Robin Wright

 

War correspondent; best-selling author; joint fellow at the U.S. Instituteof Peace and the Woodrow Wilson International Center for Scholars

Global Hotspots: Where’s the Next War?

 

 

Robin Wright is a contributing writer to The New Yorker and a joint fellow at the U.S. Institute of Peace and the Woodrow Wilson International Center for Scholars. She has reported from more than 140 countries on six continents; she has covered a dozen wars and several revolutions and uprisings. She is a former diplomatic correspondent for The Washington Post, and she has also written for The New York Times Magazine, TIME, The Wall Street Journal, the Los Angeles Times, The Atlantic, Foreign Affairs and many others. Wright has also been a fellow at the Brookings Institution, Carnegie Endowment for International Peace as well as Yale, Duke, Dartmouth, and the University of California.

The multiple awards Wright has received include the U.N. Correspondents Gold Medal, the National Magazine Award for reportage from Iran in The New Yorker, and the Overseas Press Club Award for “best reporting in any medium requiring exceptional courage and initia­tive” for coverage of African wars. The American Academy of Diplomacy selected Wright as the journalist of the year for her “distinguished reporting and analysis of international affairs.” She also won the National Press Club Award for diplomatic reporting. She has been a television commentator on morning and evening news programs on ABC, NBC, CBS, PBS, CNN and MSNBC as well as “Meet the Press,” “Face the Nation,” “This Week,” “PBS Newshour,” “Frontline,” “Charlie Rose,” “Washington Week in Review,” “Hardball,” “Morning Joe,” “Anderson Cooper 360,” “The Situation Room with Wolf Blitzer,” “The Colbert Report” and HBO’s “Real Time.”

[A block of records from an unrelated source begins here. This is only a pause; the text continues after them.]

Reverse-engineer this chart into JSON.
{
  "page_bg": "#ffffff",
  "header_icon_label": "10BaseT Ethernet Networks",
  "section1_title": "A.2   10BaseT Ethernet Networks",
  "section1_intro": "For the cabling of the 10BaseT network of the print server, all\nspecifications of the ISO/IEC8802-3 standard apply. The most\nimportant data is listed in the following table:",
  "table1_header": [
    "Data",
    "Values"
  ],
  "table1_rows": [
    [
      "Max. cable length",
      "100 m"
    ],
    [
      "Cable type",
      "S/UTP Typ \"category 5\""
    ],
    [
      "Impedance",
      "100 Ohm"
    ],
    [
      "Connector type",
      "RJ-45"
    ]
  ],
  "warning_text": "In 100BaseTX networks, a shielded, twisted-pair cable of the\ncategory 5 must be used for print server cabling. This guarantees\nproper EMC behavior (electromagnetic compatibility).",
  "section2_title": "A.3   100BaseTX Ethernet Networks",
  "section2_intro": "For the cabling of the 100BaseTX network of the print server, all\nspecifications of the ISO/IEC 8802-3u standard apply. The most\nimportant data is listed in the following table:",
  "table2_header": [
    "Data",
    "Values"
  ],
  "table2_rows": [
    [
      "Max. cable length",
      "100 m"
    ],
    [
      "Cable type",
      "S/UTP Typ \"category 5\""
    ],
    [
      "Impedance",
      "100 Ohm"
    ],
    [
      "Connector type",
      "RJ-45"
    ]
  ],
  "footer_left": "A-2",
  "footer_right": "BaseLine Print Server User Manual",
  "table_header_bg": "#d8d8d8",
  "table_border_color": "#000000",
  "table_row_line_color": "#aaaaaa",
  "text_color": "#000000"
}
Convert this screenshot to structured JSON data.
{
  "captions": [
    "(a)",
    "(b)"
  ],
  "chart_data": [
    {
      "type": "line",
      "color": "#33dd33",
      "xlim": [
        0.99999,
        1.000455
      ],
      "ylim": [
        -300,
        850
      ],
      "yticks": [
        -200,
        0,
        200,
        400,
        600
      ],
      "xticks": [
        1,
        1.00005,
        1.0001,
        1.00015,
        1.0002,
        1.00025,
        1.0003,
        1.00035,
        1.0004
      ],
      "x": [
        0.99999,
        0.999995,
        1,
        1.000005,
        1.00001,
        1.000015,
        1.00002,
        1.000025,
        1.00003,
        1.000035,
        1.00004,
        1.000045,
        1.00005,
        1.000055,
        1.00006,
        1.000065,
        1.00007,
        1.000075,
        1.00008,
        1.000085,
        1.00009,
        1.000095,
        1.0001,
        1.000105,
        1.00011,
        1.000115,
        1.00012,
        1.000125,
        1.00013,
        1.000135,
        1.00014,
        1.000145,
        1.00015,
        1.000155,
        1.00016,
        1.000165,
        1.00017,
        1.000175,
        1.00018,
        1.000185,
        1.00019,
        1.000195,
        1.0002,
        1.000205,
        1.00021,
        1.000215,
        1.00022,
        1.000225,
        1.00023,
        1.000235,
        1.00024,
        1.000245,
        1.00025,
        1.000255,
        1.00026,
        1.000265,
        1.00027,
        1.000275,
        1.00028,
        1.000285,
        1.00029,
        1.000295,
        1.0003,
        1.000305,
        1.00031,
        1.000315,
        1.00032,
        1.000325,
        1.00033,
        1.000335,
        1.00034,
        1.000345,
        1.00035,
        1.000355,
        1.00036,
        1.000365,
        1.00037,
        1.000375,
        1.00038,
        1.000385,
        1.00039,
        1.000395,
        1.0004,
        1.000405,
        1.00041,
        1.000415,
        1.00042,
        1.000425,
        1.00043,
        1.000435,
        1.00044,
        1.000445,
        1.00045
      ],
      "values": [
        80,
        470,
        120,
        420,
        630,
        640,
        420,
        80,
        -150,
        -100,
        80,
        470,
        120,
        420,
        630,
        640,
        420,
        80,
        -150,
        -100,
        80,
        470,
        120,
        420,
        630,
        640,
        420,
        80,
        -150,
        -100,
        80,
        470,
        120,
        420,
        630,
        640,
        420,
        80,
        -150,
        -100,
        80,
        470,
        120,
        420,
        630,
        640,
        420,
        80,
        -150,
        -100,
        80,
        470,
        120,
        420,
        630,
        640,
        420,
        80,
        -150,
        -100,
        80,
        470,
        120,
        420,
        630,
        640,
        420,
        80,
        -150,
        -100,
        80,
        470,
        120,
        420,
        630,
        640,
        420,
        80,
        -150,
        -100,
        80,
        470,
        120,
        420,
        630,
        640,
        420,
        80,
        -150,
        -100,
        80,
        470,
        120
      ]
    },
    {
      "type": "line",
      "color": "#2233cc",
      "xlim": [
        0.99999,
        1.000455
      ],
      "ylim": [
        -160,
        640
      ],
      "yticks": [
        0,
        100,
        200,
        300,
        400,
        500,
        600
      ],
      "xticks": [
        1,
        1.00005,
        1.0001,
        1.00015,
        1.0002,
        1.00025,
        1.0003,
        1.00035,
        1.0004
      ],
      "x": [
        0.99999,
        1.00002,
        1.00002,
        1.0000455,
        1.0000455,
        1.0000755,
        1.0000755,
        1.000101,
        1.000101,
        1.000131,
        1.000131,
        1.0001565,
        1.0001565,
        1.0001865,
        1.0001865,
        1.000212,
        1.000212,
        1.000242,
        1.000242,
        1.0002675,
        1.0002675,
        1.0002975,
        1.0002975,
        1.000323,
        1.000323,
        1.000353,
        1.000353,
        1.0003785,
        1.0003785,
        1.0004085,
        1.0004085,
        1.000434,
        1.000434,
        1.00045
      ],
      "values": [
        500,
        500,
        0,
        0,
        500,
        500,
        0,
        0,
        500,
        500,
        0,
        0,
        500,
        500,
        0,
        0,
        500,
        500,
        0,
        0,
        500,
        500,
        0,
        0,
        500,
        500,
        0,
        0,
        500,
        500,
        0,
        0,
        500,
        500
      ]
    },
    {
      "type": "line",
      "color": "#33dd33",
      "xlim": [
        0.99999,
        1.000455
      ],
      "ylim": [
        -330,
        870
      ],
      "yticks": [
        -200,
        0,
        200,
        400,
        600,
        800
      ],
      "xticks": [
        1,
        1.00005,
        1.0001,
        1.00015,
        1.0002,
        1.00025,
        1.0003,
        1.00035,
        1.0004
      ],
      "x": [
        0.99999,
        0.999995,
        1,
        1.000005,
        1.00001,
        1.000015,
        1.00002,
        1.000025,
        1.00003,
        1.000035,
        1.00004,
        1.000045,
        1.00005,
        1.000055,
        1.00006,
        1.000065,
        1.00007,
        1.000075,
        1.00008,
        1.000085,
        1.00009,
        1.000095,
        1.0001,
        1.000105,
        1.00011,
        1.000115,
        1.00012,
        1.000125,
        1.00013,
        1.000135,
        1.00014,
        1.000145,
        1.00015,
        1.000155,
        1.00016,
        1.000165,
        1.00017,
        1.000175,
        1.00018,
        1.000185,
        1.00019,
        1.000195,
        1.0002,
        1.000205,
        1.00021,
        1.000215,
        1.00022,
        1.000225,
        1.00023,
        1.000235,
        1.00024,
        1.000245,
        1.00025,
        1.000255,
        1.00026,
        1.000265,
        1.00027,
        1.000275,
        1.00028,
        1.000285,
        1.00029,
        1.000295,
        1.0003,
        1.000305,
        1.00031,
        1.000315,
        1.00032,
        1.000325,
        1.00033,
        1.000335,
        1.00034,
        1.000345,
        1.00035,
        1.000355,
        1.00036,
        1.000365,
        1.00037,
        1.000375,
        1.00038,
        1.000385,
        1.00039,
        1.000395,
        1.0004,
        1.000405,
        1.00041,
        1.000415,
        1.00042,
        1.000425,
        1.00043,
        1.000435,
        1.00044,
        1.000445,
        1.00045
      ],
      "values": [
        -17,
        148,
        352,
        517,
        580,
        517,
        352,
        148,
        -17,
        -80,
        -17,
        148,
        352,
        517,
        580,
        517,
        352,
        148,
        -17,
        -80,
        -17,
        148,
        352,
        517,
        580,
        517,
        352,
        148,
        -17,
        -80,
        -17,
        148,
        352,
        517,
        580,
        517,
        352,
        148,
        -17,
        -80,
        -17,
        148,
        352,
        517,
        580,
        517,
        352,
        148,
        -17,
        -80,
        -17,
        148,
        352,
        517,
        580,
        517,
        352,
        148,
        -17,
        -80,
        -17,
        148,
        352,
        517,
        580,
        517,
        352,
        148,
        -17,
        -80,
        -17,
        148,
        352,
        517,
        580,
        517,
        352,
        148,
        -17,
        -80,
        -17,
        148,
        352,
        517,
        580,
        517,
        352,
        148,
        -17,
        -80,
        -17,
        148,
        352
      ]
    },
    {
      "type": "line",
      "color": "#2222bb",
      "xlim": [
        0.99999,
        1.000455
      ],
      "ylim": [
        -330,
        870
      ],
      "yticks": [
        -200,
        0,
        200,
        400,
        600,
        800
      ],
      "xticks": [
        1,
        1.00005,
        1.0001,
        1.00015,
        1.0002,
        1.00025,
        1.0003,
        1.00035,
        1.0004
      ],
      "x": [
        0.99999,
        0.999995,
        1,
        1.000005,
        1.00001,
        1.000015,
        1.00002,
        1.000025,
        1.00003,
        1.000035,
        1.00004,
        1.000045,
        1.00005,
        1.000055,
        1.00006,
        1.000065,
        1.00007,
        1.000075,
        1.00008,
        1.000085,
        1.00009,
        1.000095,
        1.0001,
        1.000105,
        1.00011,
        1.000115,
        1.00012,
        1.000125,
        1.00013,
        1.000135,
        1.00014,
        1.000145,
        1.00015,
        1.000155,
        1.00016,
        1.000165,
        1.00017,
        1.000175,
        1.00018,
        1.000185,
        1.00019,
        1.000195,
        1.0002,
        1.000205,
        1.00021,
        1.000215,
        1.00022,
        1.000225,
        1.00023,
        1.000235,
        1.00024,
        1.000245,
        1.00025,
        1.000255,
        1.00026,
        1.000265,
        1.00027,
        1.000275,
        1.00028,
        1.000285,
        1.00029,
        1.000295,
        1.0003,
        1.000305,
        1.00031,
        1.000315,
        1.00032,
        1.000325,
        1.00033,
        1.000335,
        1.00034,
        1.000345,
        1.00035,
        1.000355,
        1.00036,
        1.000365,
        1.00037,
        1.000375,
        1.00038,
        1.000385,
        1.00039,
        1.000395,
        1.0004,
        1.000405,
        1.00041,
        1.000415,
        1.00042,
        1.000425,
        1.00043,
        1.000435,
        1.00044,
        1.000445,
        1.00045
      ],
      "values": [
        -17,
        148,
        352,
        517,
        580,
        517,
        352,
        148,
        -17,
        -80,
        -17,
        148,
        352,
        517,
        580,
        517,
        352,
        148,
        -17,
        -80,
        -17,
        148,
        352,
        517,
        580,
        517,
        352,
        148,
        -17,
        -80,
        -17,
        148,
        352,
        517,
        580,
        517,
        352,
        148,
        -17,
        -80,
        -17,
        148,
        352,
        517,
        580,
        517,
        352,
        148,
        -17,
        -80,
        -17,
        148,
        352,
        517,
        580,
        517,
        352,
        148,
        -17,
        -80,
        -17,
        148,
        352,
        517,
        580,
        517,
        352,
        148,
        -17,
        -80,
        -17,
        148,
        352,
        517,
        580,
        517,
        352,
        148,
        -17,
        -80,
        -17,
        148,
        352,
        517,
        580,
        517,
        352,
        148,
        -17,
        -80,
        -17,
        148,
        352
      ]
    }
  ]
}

Wright’s most recent book, Rock the Casbah: Rage and Rebellion across the Islamic world, was selected as the Best Book on International Affairs by the Overseas Press club. Her other books include Dreams and Shadows: The Future of the Middle East (2008), which The New York Times and The Washington Post both selected as one of the most notable books of the year. She was the editor of The Iran Primer: Power, Politics and U.S. Policy (2010). Her other books include The Last Great Revolution: Turmoil and Transformation in Iran (2000), selected as one of the 25 most memorable books of the year 2000 by the New York Library Association, and Sacred Rage: The Wrath of Militant Islam (2001).